Building Energy Management Systems Explained

The purpose of a Building Energy Management System (or BEMS for short) may be quite self-explanatory, but what might not be so clear is exactly how much a building can rely on one for effective running. Not only that, but a BEMS can be responsible for multiple buildings, simultaneously managing all of their vital energy systems.

Those systems silently and automatically control such facilities as:

  • Air conditioning

  • Heating

  • Ventilation

  • Lighting

  • Gas and water use

The systems mentioned above are not just managed (so that they are on and working), but are also optimised for the most efficient use of energy for the space required.Environmental conditions and equipment status are just a couple of factors that are monitored and adjusted accordingly.
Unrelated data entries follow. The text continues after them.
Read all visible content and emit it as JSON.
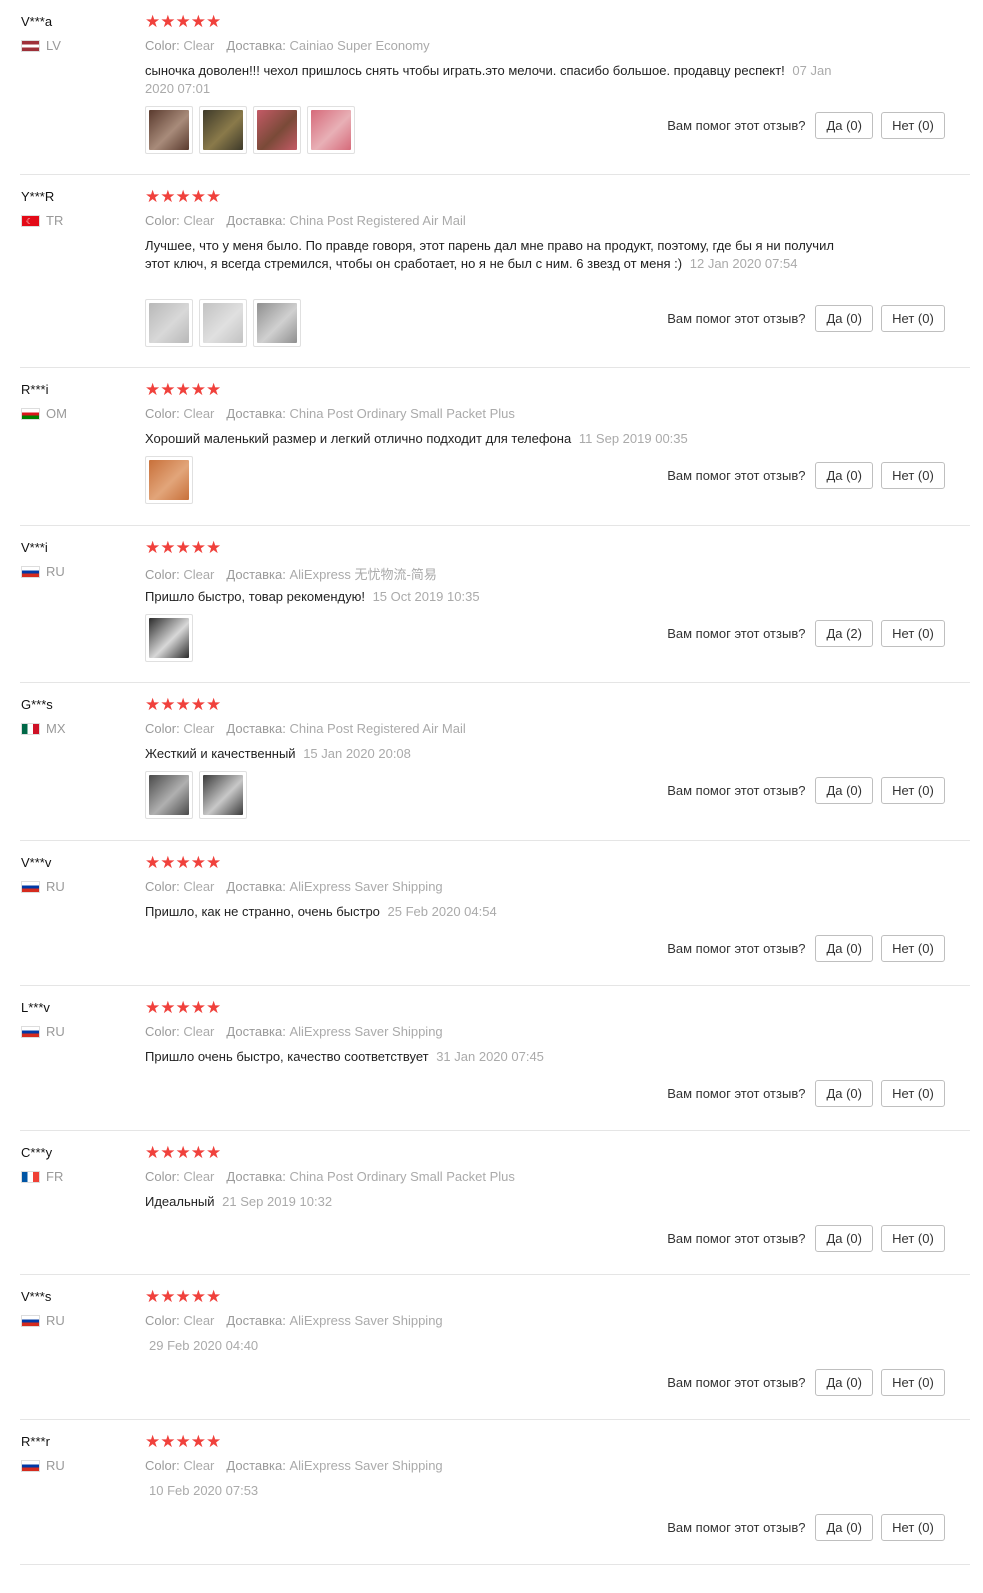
{
  "labels": {
    "color_key": "Color:",
    "delivery_key": "Доставка:",
    "helpful_question": "Вам помог этот отзыв?"
  },
  "reviews": [
    {
      "user": "V***a",
      "country": "LV",
      "flag": [
        "#9e3039",
        "#ffffff",
        "#9e3039"
      ],
      "stars": "★★★★★",
      "color": "Clear",
      "delivery": "Cainiao Super Economy",
      "text": "сыночка доволен!!! чехол пришлось снять чтобы играть.это мелочи. спасибо большое. продавцу респект!",
      "date": "07 Jan 2020 07:01",
      "photos": [
        {
          "name": "phone-case-photo",
          "colors": [
            "#5a3a2e",
            "#a88b7a"
          ]
        },
        {
          "name": "package-contents-photo",
          "colors": [
            "#3e3a2a",
            "#8a7a4a"
          ]
        },
        {
          "name": "phone-on-fabric-photo",
          "colors": [
            "#c45a66",
            "#7a4a38"
          ]
        },
        {
          "name": "case-closeup-photo",
          "colors": [
            "#d66a7a",
            "#e8b0b6"
          ]
        }
      ],
      "yes": "Да (0)",
      "no": "Нет (0)"
    },
    {
      "user": "Y***R",
      "country": "TR",
      "flag": [
        "#e30a17",
        "#e30a17",
        "#e30a17"
      ],
      "stars": "★★★★★",
      "color": "Clear",
      "delivery": "China Post Registered Air Mail",
      "text": "Лучшее, что у меня было. По правде говоря, этот парень дал мне право на продукт, поэтому, где бы я ни получил этот ключ, я всегда стремился, чтобы он сработает, но я не был с ним. 6 звезд от меня :)",
      "date": "12 Jan 2020 07:54",
      "photos": [
        {
          "name": "earbud-case-photo",
          "colors": [
            "#b8b8b8",
            "#d8d8d8"
          ]
        },
        {
          "name": "earbud-case-photo",
          "colors": [
            "#c2c2c2",
            "#e0e0e0"
          ]
        },
        {
          "name": "earbud-case-photo",
          "colors": [
            "#8f8f8f",
            "#d0d0d0"
          ]
        }
      ],
      "yes": "Да (0)",
      "no": "Нет (0)"
    },
    {
      "user": "R***i",
      "country": "OM",
      "flag": [
        "#ffffff",
        "#db161b",
        "#008000"
      ],
      "stars": "★★★★★",
      "color": "Clear",
      "delivery": "China Post Ordinary Small Packet Plus",
      "text": "Хороший маленький размер и легкий отлично подходит для телефона",
      "date": "11 Sep 2019 00:35",
      "photos": [
        {
          "name": "hand-holding-case-photo",
          "colors": [
            "#c8703a",
            "#e2a57a"
          ]
        }
      ],
      "yes": "Да (0)",
      "no": "Нет (0)"
    },
    {
      "user": "V***i",
      "country": "RU",
      "flag": [
        "#ffffff",
        "#0039a6",
        "#d52b1e"
      ],
      "stars": "★★★★★",
      "color": "Clear",
      "delivery": "AliExpress 无忧物流-简易",
      "text": "Пришло быстро, товар рекомендую!",
      "date": "15 Oct 2019 10:35",
      "photos": [
        {
          "name": "earbuds-box-photo",
          "colors": [
            "#2a2a2a",
            "#d8d8d8"
          ]
        }
      ],
      "yes": "Да (2)",
      "no": "Нет (0)"
    },
    {
      "user": "G***s",
      "country": "MX",
      "flag": [
        "#006847",
        "#ffffff",
        "#ce1126"
      ],
      "stars": "★★★★★",
      "color": "Clear",
      "delivery": "China Post Registered Air Mail",
      "text": "Жесткий и качественный",
      "date": "15 Jan 2020 20:08",
      "photos": [
        {
          "name": "earbud-case-photo",
          "colors": [
            "#4a4a4a",
            "#b0b0b0"
          ]
        },
        {
          "name": "earbud-case-photo",
          "colors": [
            "#3a3a3a",
            "#c8c8c8"
          ]
        }
      ],
      "yes": "Да (0)",
      "no": "Нет (0)"
    },
    {
      "user": "V***v",
      "country": "RU",
      "flag": [
        "#ffffff",
        "#0039a6",
        "#d52b1e"
      ],
      "stars": "★★★★★",
      "color": "Clear",
      "delivery": "AliExpress Saver Shipping",
      "text": "Пришло, как не странно, очень быстро",
      "date": "25 Feb 2020 04:54",
      "photos": [],
      "yes": "Да (0)",
      "no": "Нет (0)"
    },
    {
      "user": "L***v",
      "country": "RU",
      "flag": [
        "#ffffff",
        "#0039a6",
        "#d52b1e"
      ],
      "stars": "★★★★★",
      "color": "Clear",
      "delivery": "AliExpress Saver Shipping",
      "text": "Пришло очень быстро, качество соответствует",
      "date": "31 Jan 2020 07:45",
      "photos": [],
      "yes": "Да (0)",
      "no": "Нет (0)"
    },
    {
      "user": "C***y",
      "country": "FR",
      "flag": [
        "#0055a4",
        "#ffffff",
        "#ef4135"
      ],
      "stars": "★★★★★",
      "color": "Clear",
      "delivery": "China Post Ordinary Small Packet Plus",
      "text": "Идеальный",
      "date": "21 Sep 2019 10:32",
      "photos": [],
      "yes": "Да (0)",
      "no": "Нет (0)"
    },
    {
      "user": "V***s",
      "country": "RU",
      "flag": [
        "#ffffff",
        "#0039a6",
        "#d52b1e"
      ],
      "stars": "★★★★★",
      "color": "Clear",
      "delivery": "AliExpress Saver Shipping",
      "text": "",
      "date": "29 Feb 2020 04:40",
      "photos": [],
      "yes": "Да (0)",
      "no": "Нет (0)"
    },
    {
      "user": "R***r",
      "country": "RU",
      "flag": [
        "#ffffff",
        "#0039a6",
        "#d52b1e"
      ],
      "stars": "★★★★★",
      "color": "Clear",
      "delivery": "AliExpress Saver Shipping",
      "text": "",
      "date": "10 Feb 2020 07:53",
      "photos": [],
      "yes": "Да (0)",
      "no": "Нет (0)"
    }
  ]
}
Energy analysis utilising the Smart Grid system, better helps the building in question manage its energy demand, without endangering the safety of its occupants.

Integrated Building Energy Management System

BEMS are embedded, computerised systems that allow for monitoring and adjustment of energy-related services. They include vital power, ventilation and fire suppression systems that will literally save lives in the event of an emergency.
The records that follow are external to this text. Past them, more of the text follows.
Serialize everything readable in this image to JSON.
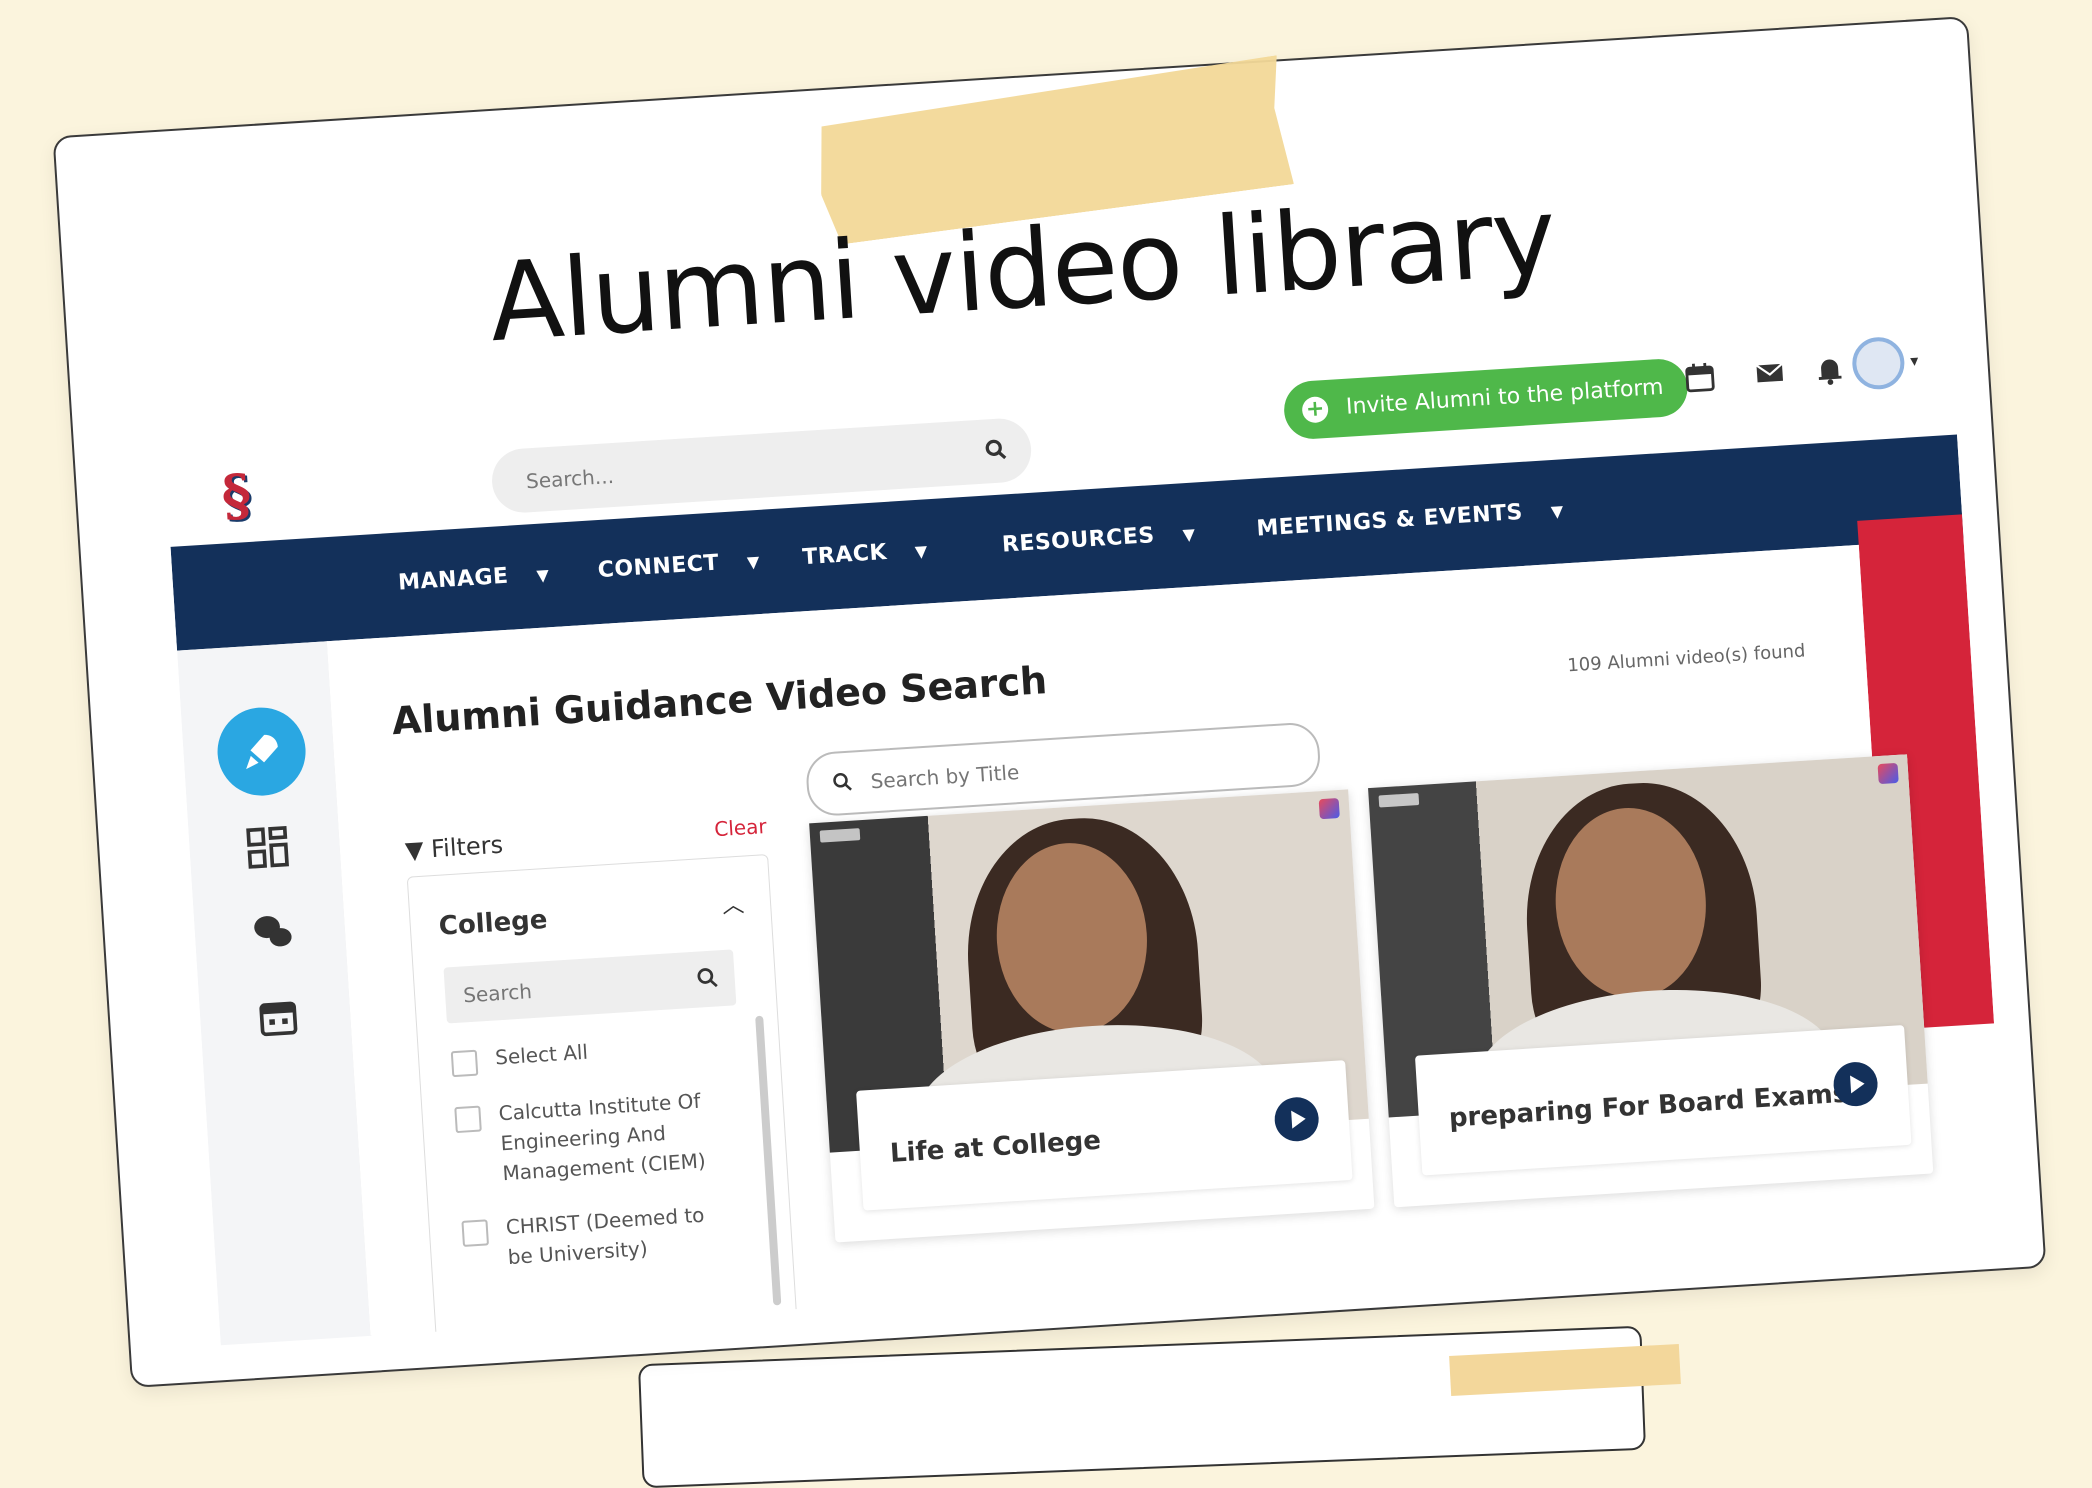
{
  "headline": "Alumni video library",
  "topbar": {
    "search_placeholder": "Search...",
    "invite_label": "Invite Alumni to the platform"
  },
  "nav": {
    "items": [
      {
        "label": "MANAGE"
      },
      {
        "label": "CONNECT"
      },
      {
        "label": "TRACK"
      },
      {
        "label": "RESOURCES"
      },
      {
        "label": "MEETINGS & EVENTS"
      }
    ]
  },
  "main": {
    "title": "Alumni Guidance Video Search",
    "found_text": "109 Alumni video(s) found",
    "title_search_placeholder": "Search by Title"
  },
  "filters": {
    "label": "Filters",
    "clear_label": "Clear",
    "college_label": "College",
    "search_placeholder": "Search",
    "options": [
      {
        "label": "Select All"
      },
      {
        "label": "Calcutta Institute Of Engineering And Management (CIEM)"
      },
      {
        "label": "CHRIST (Deemed to be University)"
      }
    ]
  },
  "videos": [
    {
      "title": "Life at College"
    },
    {
      "title": "preparing For Board Exams"
    }
  ],
  "colors": {
    "nav_bg": "#13305a",
    "accent_green": "#4fb84a",
    "accent_red": "#d5243a",
    "accent_blue": "#2aa7e2"
  }
}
As well as ensuring the safety of building users, a Building Energy Management System will control security measures such as motion detectors, CCTV, access control and alarms. Using this system means that you can rest assured that the element of human error in controlling entry to your building is minimised, making it more secure and safer.

Large-scale Benefits of BEMS

Whilst a smaller building can operate on independent energy control systems, a larger sized site of single or multiple site operations can significantly benefit from a BEMS, as any energy savings that are made are multiplied by the number of buildings being controlled. It also allows for a better, centrally controlled system.
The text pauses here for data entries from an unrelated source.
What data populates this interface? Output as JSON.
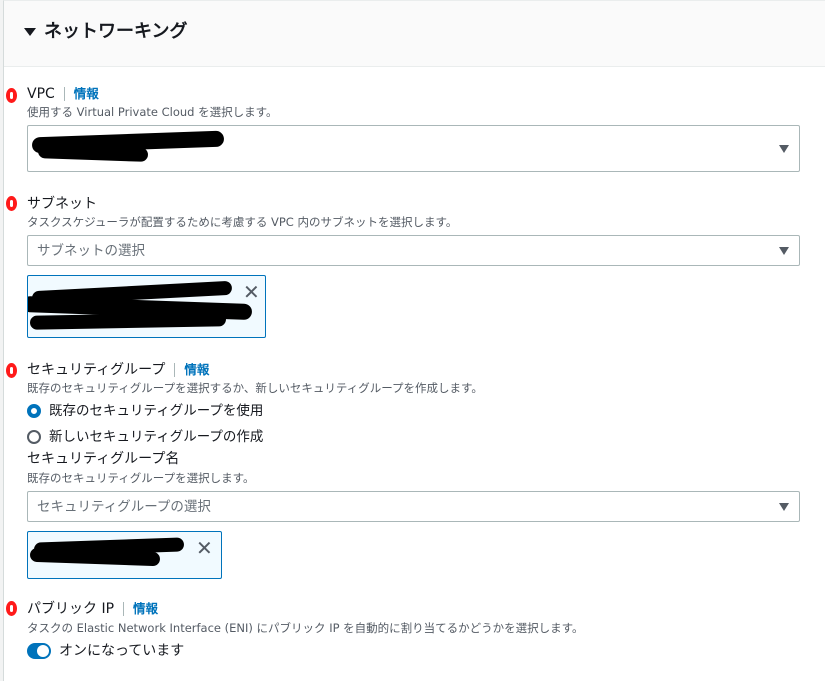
{
  "section": {
    "title": "ネットワーキング"
  },
  "vpc": {
    "label": "VPC",
    "info": "情報",
    "description": "使用する Virtual Private Cloud を選択します。"
  },
  "subnet": {
    "label": "サブネット",
    "description": "タスクスケジューラが配置するために考慮する VPC 内のサブネットを選択します。",
    "placeholder": "サブネットの選択"
  },
  "security_group": {
    "label": "セキュリティグループ",
    "info": "情報",
    "description": "既存のセキュリティグループを選択するか、新しいセキュリティグループを作成します。",
    "options": [
      {
        "label": "既存のセキュリティグループを使用",
        "selected": true
      },
      {
        "label": "新しいセキュリティグループの作成",
        "selected": false
      }
    ],
    "name_label": "セキュリティグループ名",
    "name_description": "既存のセキュリティグループを選択します。",
    "placeholder": "セキュリティグループの選択"
  },
  "public_ip": {
    "label": "パブリック IP",
    "info": "情報",
    "description": "タスクの Elastic Network Interface (ENI) にパブリック IP を自動的に割り当てるかどうかを選択します。",
    "toggle_label": "オンになっています",
    "enabled": true
  },
  "icons": {
    "expand": "caret-down-icon",
    "dropdown": "dropdown-arrow-icon",
    "dismiss": "close-icon",
    "marker": "red-marker-icon"
  },
  "colors": {
    "link": "#0073bb",
    "accent": "#0073bb",
    "marker": "#ff1a1a",
    "token_bg": "#f1faff"
  }
}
That’s not to say that smaller buildings can’t benefit. Just the savings are more noticeable, the larger the project.


The versatile nature of a typical Building Energy Management System means that it can also be used in ongoing maintenance procedures, triggering alarms, informing of issues and the archiving of historical performance records. This allows benchmarks to be set and system performance measured against it.

If you are responsible for managing the energy systems for small, large or multiple sites, then a Building Energy Management System will make your operation more efficient and ultimately more profitable.